It is May 1945 and night has fallen across Europe. The world is at war, cities are aflame and a Lancaster bomber is falling from the sky. Inside the burning cockpit, squadron leader Peter Carter gives his name and age then outlines his politics. “Conservative by nature,” he says. “Labour by experience.” Played by David Niven, the hero of A Matter of Life and Death is your emblematic Englishman – in that he is a muddle. He is trad and prog, romantic and practical, and amiably optimistic even in the teeth of disaster (and perhaps then most of all). He is describing himself as the plane goes down. By proxy, he is describing the film-makers Michael Powell and Emeric Pressburger, too.

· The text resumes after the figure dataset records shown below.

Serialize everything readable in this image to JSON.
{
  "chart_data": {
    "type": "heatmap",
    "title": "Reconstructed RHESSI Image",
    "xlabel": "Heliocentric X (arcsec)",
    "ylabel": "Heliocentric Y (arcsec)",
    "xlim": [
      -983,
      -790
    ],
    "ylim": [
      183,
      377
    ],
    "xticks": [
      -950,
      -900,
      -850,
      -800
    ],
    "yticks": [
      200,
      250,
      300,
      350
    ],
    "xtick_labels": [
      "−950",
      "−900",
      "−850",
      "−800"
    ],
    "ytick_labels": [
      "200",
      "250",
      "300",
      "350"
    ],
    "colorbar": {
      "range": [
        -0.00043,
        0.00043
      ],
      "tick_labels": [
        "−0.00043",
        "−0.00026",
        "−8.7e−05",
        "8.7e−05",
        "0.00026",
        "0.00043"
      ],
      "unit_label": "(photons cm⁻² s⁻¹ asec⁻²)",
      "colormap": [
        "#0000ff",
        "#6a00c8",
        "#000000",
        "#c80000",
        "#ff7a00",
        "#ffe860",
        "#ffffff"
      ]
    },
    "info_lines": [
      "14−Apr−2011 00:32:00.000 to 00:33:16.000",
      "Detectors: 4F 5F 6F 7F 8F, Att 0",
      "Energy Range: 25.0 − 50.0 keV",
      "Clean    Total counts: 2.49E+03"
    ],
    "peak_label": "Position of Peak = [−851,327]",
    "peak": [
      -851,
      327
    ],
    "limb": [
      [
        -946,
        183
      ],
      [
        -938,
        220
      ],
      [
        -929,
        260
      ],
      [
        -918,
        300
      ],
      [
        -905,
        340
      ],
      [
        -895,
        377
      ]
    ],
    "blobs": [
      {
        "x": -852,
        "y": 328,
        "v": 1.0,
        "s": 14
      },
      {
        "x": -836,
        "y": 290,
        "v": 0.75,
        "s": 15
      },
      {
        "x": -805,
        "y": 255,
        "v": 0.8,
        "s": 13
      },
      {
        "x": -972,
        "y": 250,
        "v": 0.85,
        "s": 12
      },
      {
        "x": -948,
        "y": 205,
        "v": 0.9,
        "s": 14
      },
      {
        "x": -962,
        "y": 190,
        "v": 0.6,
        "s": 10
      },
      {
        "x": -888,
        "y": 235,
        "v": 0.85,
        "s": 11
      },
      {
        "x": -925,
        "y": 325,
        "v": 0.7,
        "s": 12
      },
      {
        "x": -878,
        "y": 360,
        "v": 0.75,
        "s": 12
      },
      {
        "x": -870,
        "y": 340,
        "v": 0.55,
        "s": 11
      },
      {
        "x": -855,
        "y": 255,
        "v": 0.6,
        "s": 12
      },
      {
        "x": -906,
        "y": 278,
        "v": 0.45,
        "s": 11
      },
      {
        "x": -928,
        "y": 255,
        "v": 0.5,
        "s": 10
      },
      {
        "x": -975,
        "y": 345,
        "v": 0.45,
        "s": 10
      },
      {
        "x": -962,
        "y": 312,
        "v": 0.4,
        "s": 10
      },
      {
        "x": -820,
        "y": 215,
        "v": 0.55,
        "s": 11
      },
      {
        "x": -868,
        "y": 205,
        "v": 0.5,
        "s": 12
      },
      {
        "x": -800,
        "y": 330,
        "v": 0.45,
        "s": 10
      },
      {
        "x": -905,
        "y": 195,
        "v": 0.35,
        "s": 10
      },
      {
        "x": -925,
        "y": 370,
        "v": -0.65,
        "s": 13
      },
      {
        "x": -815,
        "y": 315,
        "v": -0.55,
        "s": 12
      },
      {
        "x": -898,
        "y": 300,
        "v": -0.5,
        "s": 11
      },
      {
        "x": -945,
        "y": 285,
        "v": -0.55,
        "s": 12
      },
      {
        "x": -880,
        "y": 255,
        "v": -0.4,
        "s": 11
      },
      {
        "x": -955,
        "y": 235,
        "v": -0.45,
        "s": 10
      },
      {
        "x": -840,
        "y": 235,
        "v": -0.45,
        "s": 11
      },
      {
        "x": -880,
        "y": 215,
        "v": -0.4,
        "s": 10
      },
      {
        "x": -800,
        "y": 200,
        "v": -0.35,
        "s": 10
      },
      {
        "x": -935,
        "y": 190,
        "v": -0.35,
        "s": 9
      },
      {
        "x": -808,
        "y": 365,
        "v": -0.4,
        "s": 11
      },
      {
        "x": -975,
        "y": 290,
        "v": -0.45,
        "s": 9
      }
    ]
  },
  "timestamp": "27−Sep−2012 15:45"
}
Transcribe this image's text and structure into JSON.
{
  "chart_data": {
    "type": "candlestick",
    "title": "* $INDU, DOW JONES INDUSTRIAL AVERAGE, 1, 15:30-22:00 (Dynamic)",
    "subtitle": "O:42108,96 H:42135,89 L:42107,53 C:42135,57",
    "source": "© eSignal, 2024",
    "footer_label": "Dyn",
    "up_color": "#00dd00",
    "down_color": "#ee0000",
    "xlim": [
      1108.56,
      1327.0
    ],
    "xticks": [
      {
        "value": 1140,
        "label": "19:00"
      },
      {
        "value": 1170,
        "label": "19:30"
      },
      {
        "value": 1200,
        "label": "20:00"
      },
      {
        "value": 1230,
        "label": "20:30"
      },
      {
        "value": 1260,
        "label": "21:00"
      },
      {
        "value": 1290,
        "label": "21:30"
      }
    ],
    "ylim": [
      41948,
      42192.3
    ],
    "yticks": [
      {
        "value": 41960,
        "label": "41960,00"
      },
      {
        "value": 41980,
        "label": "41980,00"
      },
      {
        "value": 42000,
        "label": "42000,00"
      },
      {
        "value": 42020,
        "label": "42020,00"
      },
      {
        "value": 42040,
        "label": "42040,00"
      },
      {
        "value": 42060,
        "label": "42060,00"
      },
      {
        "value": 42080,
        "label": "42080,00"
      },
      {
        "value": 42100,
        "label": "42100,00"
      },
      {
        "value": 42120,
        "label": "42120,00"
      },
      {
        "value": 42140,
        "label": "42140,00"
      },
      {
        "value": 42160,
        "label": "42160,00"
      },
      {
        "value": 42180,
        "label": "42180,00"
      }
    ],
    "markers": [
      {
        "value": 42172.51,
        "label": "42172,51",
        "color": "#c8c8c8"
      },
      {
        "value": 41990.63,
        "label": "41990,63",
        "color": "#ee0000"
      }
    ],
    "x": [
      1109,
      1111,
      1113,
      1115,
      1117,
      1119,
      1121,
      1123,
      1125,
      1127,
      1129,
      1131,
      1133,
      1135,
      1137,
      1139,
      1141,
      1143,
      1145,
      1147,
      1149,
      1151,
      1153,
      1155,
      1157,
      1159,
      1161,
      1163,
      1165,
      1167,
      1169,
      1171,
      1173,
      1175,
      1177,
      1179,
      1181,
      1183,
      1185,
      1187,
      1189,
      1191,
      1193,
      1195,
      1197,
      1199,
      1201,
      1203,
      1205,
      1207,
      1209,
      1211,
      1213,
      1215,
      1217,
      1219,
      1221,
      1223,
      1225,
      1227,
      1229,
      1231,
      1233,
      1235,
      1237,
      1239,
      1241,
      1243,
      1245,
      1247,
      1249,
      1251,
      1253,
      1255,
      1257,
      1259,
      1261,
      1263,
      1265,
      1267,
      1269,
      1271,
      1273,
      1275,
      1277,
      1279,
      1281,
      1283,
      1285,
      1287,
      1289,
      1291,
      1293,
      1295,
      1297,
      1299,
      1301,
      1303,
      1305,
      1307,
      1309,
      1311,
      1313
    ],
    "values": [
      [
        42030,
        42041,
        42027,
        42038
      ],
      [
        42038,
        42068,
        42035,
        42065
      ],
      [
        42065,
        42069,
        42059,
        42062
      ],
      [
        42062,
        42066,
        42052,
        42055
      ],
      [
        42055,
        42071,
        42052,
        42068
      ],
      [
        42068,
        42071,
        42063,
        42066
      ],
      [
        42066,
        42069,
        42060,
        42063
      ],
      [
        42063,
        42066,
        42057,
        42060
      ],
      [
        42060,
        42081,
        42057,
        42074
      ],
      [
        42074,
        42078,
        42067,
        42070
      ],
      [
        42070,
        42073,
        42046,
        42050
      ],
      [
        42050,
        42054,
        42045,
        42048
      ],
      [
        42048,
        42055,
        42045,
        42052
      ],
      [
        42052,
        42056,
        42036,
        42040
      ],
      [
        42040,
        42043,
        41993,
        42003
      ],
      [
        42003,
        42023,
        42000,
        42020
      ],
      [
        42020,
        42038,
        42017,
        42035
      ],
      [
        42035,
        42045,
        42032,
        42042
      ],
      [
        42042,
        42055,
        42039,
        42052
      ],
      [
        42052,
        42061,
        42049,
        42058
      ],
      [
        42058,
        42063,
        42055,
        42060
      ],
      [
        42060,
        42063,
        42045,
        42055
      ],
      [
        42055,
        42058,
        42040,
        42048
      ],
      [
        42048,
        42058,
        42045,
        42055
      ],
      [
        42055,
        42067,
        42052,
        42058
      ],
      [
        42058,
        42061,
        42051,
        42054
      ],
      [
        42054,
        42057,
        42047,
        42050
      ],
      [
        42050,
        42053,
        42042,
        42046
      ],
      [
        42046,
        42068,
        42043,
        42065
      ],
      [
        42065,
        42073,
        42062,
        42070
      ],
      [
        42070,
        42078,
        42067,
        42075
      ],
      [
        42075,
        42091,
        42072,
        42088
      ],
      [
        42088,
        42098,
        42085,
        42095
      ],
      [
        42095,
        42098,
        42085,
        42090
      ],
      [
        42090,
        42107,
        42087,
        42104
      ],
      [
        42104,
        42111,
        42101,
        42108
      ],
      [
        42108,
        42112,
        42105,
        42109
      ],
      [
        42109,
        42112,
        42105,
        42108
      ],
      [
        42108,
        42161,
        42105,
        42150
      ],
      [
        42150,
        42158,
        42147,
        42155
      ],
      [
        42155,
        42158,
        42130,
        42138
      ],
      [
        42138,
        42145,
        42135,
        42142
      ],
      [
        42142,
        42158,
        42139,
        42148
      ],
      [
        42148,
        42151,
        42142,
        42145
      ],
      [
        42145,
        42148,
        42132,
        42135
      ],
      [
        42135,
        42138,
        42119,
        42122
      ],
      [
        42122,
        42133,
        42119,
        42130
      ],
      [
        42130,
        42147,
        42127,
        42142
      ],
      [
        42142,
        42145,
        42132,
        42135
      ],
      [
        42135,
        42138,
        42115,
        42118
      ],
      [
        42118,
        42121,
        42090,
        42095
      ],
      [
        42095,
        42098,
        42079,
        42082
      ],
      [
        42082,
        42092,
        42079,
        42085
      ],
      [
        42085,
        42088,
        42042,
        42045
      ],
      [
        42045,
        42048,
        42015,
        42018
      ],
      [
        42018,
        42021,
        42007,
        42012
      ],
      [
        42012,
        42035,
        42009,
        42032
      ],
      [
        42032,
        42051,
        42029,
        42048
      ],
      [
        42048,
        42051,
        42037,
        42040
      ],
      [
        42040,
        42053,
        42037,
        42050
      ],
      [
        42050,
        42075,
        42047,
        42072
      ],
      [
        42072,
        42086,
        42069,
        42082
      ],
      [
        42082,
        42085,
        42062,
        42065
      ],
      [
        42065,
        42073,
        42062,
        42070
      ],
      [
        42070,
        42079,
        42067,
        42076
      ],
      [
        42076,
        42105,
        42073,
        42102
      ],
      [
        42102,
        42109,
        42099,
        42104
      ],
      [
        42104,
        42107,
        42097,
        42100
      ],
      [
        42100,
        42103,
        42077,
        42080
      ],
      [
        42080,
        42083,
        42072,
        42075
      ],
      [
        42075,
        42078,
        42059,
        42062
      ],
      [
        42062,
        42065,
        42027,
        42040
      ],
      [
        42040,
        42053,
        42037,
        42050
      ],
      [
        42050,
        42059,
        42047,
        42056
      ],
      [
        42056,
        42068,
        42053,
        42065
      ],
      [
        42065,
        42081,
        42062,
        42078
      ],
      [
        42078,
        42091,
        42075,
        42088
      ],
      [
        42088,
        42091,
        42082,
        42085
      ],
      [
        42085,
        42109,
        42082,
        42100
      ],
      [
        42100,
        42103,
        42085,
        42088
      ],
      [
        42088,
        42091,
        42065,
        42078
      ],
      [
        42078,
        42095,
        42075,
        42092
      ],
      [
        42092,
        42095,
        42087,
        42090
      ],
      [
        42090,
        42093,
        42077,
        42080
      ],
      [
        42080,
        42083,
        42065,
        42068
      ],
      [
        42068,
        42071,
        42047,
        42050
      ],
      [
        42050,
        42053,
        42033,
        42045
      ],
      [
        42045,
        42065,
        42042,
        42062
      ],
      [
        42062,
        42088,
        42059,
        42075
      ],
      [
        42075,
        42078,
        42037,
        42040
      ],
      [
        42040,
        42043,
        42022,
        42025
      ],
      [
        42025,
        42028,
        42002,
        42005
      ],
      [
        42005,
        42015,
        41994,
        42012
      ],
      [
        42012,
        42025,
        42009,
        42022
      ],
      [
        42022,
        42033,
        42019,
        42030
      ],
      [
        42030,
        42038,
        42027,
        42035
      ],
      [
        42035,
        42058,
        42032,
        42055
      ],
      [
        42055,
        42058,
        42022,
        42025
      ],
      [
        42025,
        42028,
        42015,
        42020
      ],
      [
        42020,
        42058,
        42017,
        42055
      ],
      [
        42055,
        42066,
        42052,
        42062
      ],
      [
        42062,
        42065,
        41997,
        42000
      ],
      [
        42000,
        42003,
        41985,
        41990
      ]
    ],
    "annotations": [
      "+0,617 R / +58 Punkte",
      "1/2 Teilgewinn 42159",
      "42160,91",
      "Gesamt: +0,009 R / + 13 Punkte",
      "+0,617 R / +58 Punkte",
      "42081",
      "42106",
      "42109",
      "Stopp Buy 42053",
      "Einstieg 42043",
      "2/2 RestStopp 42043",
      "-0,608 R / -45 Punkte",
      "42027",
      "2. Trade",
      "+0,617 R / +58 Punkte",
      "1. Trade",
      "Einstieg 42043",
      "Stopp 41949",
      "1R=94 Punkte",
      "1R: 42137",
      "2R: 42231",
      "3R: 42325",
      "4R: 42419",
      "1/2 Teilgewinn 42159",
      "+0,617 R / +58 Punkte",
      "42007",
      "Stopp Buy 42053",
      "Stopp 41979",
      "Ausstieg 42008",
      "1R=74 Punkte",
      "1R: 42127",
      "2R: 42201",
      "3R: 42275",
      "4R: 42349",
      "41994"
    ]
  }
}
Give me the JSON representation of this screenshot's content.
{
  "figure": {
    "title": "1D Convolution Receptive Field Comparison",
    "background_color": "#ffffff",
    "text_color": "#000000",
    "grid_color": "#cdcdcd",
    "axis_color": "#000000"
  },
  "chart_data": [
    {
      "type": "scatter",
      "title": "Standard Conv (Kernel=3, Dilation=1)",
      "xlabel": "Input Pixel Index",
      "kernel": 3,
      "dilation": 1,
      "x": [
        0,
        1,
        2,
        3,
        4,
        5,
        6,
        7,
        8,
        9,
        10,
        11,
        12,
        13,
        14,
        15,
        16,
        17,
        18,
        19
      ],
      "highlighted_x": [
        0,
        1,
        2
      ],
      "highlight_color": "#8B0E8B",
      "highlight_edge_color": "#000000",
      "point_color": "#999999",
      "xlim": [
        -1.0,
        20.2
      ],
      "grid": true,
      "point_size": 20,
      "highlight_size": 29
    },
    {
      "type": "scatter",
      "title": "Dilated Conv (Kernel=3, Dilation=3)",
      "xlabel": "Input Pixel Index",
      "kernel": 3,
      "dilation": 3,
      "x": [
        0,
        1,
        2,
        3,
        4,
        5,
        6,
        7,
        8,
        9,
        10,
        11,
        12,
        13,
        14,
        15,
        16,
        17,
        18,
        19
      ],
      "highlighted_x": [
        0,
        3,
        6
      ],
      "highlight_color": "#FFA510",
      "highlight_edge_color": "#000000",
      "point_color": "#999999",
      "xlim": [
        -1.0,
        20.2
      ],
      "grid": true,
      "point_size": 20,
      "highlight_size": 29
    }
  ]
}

All great films are essentially mongrels, created by people from different backgrounds and accommodating sometimes duelling sensibilities. Few, though, are as jumbled and confounding as the movies made by Powell and Pressburger, also known as the Archers (after their production company), with their mix of stiff-upper-lipped Englishness, Albion mysticism and mittel-European sophistication. I have loved these dramas for years, sometimes in spite of their old-school politics and, more recently, precisely because of them. Films such as The Life and Death of Colonel Blimp, A Canterbury Tale, and A Matter of Life and Death are patriotic, soul-stirring and gently conservative. These days – perversely – that is what makes them sing.